Beberapa saat setelah Pemilihan
Umum Legislatif (Pileg) tanggal 9 April 2014 selesai, cuaca politik Indonesia
berubah seketika. Karena tidak satupun parpol yang mencapai ambang batas minimal untuk
mengajukan pasangan calon presiden dan wakil presiden (presidential threshold) sebesar 20%, maka terjadilah komunikasi dan
negosiasi antar parpol yang mengarah pada terbentuknya koalisi. Setiap partai
tidak dapat mempertahankan egonya masing-amsing dengan mengklaim memiliki
segmen konstituen fanatic tertentu. Seandainyapun mereka mencapai raihan suara
19,9%, tetap saja mereka tidak bisa mengajukan kandidat presiden dan wakilnya
secara mandiri, dan membutuhkan bantuan berupa “sumbangan suara” dari partai
lain.
Singkatnya,
hasil Pileg menjadi basis tawar menawar antar parpol.
Disinilah, partai-partai gurem yakni partai yang memperoleh suara
minimal untuk masuk parlemen, menjadi sangat penting dalam menetapkan strategi
politik sebuah partai. Partai-partai kecil inipun bisa menjadi kuda hitam yang
akan menentukan peta politik yang akan terbangun. Tidak aneh jika partai-partai
gurem ini bisa berlaku “jual mahal”, khususnya jika ada tawaran koalisi dari
beberapa partai yang lain. Nah, dalam dinamika tawar-menawar tasi, segala
kemungkinan bisa terjadi. Kepentingan politik untuk meraih kekuasaan nampaknya
menjadi satu-satunya pertimbangan bagi seluruh partai yang ada. Dan salah satu
kemungkinan dari praktek bargaining tadi
adalah terbukanya peluang jual beli kekuasaan, atau
sering dikenal dengan istilah “politik dagang sapi”. Konkritnya, partai kecil
bersedia menjalin koalisi dengan imbalan tertentu, misalnya mendapat “jatah”

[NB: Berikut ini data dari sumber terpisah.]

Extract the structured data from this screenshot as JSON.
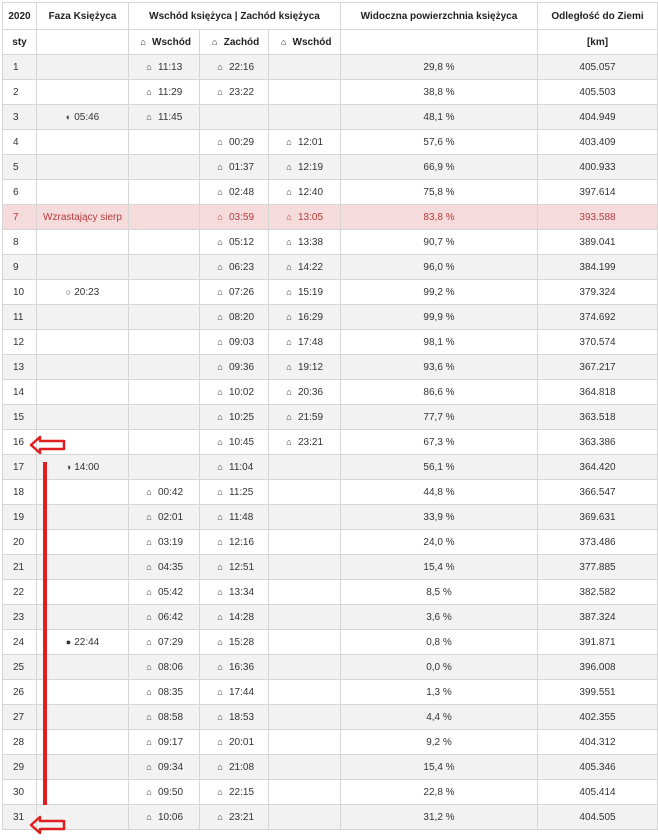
{
  "header": {
    "year": "2020",
    "phase_col": "Faza Księżyca",
    "riseset_col": "Wschód księżyca | Zachód księżyca",
    "visible_col": "Widoczna powierzchnia księżyca",
    "distance_col": "Odległość do Ziemi",
    "month": "sty",
    "sub_rise1": "Wschód",
    "sub_set": "Zachód",
    "sub_rise2": "Wschód",
    "unit": "[km]"
  },
  "colors": {
    "highlight_bg": "#f5dbdc",
    "highlight_text": "#b73b3b",
    "annotation": "#e02020"
  },
  "icons": {
    "moonrise": "moonrise-icon",
    "moonset": "moonset-icon"
  },
  "rows": [
    {
      "day": "1",
      "phase": "",
      "phase_icon": "",
      "r1": "11:13",
      "s": "22:16",
      "r2": "",
      "vis": "29,8 %",
      "dist": "405.057"
    },
    {
      "day": "2",
      "phase": "",
      "phase_icon": "",
      "r1": "11:29",
      "s": "23:22",
      "r2": "",
      "vis": "38,8 %",
      "dist": "405.503"
    },
    {
      "day": "3",
      "phase": "05:46",
      "phase_icon": "◐",
      "r1": "11:45",
      "s": "",
      "r2": "",
      "vis": "48,1 %",
      "dist": "404.949"
    },
    {
      "day": "4",
      "phase": "",
      "phase_icon": "",
      "r1": "",
      "s": "00:29",
      "r2": "12:01",
      "vis": "57,6 %",
      "dist": "403.409"
    },
    {
      "day": "5",
      "phase": "",
      "phase_icon": "",
      "r1": "",
      "s": "01:37",
      "r2": "12:19",
      "vis": "66,9 %",
      "dist": "400.933"
    },
    {
      "day": "6",
      "phase": "",
      "phase_icon": "",
      "r1": "",
      "s": "02:48",
      "r2": "12:40",
      "vis": "75,8 %",
      "dist": "397.614"
    },
    {
      "day": "7",
      "phase": "Wzrastający sierp",
      "phase_icon": "",
      "r1": "",
      "s": "03:59",
      "r2": "13:05",
      "vis": "83,8 %",
      "dist": "393.588",
      "hl": true
    },
    {
      "day": "8",
      "phase": "",
      "phase_icon": "",
      "r1": "",
      "s": "05:12",
      "r2": "13:38",
      "vis": "90,7 %",
      "dist": "389.041"
    },
    {
      "day": "9",
      "phase": "",
      "phase_icon": "",
      "r1": "",
      "s": "06:23",
      "r2": "14:22",
      "vis": "96,0 %",
      "dist": "384.199"
    },
    {
      "day": "10",
      "phase": "20:23",
      "phase_icon": "○",
      "r1": "",
      "s": "07:26",
      "r2": "15:19",
      "vis": "99,2 %",
      "dist": "379.324"
    },
    {
      "day": "11",
      "phase": "",
      "phase_icon": "",
      "r1": "",
      "s": "08:20",
      "r2": "16:29",
      "vis": "99,9 %",
      "dist": "374.692"
    },
    {
      "day": "12",
      "phase": "",
      "phase_icon": "",
      "r1": "",
      "s": "09:03",
      "r2": "17:48",
      "vis": "98,1 %",
      "dist": "370.574"
    },
    {
      "day": "13",
      "phase": "",
      "phase_icon": "",
      "r1": "",
      "s": "09:36",
      "r2": "19:12",
      "vis": "93,6 %",
      "dist": "367.217"
    },
    {
      "day": "14",
      "phase": "",
      "phase_icon": "",
      "r1": "",
      "s": "10:02",
      "r2": "20:36",
      "vis": "86,6 %",
      "dist": "364.818"
    },
    {
      "day": "15",
      "phase": "",
      "phase_icon": "",
      "r1": "",
      "s": "10:25",
      "r2": "21:59",
      "vis": "77,7 %",
      "dist": "363.518"
    },
    {
      "day": "16",
      "phase": "",
      "phase_icon": "",
      "r1": "",
      "s": "10:45",
      "r2": "23:21",
      "vis": "67,3 %",
      "dist": "363.386"
    },
    {
      "day": "17",
      "phase": "14:00",
      "phase_icon": "◑",
      "r1": "",
      "s": "11:04",
      "r2": "",
      "vis": "56,1 %",
      "dist": "364.420"
    },
    {
      "day": "18",
      "phase": "",
      "phase_icon": "",
      "r1": "00:42",
      "s": "11:25",
      "r2": "",
      "vis": "44,8 %",
      "dist": "366.547"
    },
    {
      "day": "19",
      "phase": "",
      "phase_icon": "",
      "r1": "02:01",
      "s": "11:48",
      "r2": "",
      "vis": "33,9 %",
      "dist": "369.631"
    },
    {
      "day": "20",
      "phase": "",
      "phase_icon": "",
      "r1": "03:19",
      "s": "12:16",
      "r2": "",
      "vis": "24,0 %",
      "dist": "373.486"
    },
    {
      "day": "21",
      "phase": "",
      "phase_icon": "",
      "r1": "04:35",
      "s": "12:51",
      "r2": "",
      "vis": "15,4 %",
      "dist": "377.885"
    },
    {
      "day": "22",
      "phase": "",
      "phase_icon": "",
      "r1": "05:42",
      "s": "13:34",
      "r2": "",
      "vis": "8,5 %",
      "dist": "382.582"
    },
    {
      "day": "23",
      "phase": "",
      "phase_icon": "",
      "r1": "06:42",
      "s": "14:28",
      "r2": "",
      "vis": "3,6 %",
      "dist": "387.324"
    },
    {
      "day": "24",
      "phase": "22:44",
      "phase_icon": "●",
      "r1": "07:29",
      "s": "15:28",
      "r2": "",
      "vis": "0,8 %",
      "dist": "391.871"
    },
    {
      "day": "25",
      "phase": "",
      "phase_icon": "",
      "r1": "08:06",
      "s": "16:36",
      "r2": "",
      "vis": "0,0 %",
      "dist": "396.008"
    },
    {
      "day": "26",
      "phase": "",
      "phase_icon": "",
      "r1": "08:35",
      "s": "17:44",
      "r2": "",
      "vis": "1,3 %",
      "dist": "399.551"
    },
    {
      "day": "27",
      "phase": "",
      "phase_icon": "",
      "r1": "08:58",
      "s": "18:53",
      "r2": "",
      "vis": "4,4 %",
      "dist": "402.355"
    },
    {
      "day": "28",
      "phase": "",
      "phase_icon": "",
      "r1": "09:17",
      "s": "20:01",
      "r2": "",
      "vis": "9,2 %",
      "dist": "404.312"
    },
    {
      "day": "29",
      "phase": "",
      "phase_icon": "",
      "r1": "09:34",
      "s": "21:08",
      "r2": "",
      "vis": "15,4 %",
      "dist": "405.346"
    },
    {
      "day": "30",
      "phase": "",
      "phase_icon": "",
      "r1": "09:50",
      "s": "22:15",
      "r2": "",
      "vis": "22,8 %",
      "dist": "405.414"
    },
    {
      "day": "31",
      "phase": "",
      "phase_icon": "",
      "r1": "10:06",
      "s": "23:21",
      "r2": "",
      "vis": "31,2 %",
      "dist": "404.505"
    }
  ]
}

satu menteri dalam susunan kabinet jika koalisi ini nantinya memenangkan Pemilu
Presiden (Pilpres).
Dalam konstelasi membangun
koalisi itulah, jumlah raihan suara pemilih pada Pileg akan sangat menentukan
“harga” sebuah partai. Semakin banyak suara yang diraih oleh sebuah partai,
semakin besar pula kekuatan tawar-menawarnya. Dan semakin dalam pembicaraan
tentang koalisi tadi, semakin jauhlah mereka dari konstituen yang memilihnya
saat Pileg. Topik pembicaraan tidak lagi tentang bagaimana mensejahterakan
rakyat, membangun daya saing bangsa, memperkuat partisipasi publik, dan
seterusnya, melainkan bagaimana memenangkan Pilpres. Suara pemilih benar-benar
telah berubah bentuk dari amanah suci yang harus ditunaikan menjadi komoditas untuk
menentukan nasib parpol dan para elitenya di lembaga legislatif maupun
eksekutif.
Situasi seperti inilah yang
sedikit menghibur golongan putih, karena suaranya tidak dipelintir atau
dimanipulasi menjadi kepentingan pragmatis. Sebagai seorang golput, saya
merasakan hal itu dan merasa bersyukur bahwa jika ada kerusakan dalam sistem
politik di negeri ini, saya merasa tidak turut bertanggungjawab. Sebab, golput pada
hakekatnya adalah sebuah pilihan yang harus dihargai dan kemudian dicarikan
strategi kebijakan agar pilihan ini menjadi lebih positif dalam koridor konstitusionalisme.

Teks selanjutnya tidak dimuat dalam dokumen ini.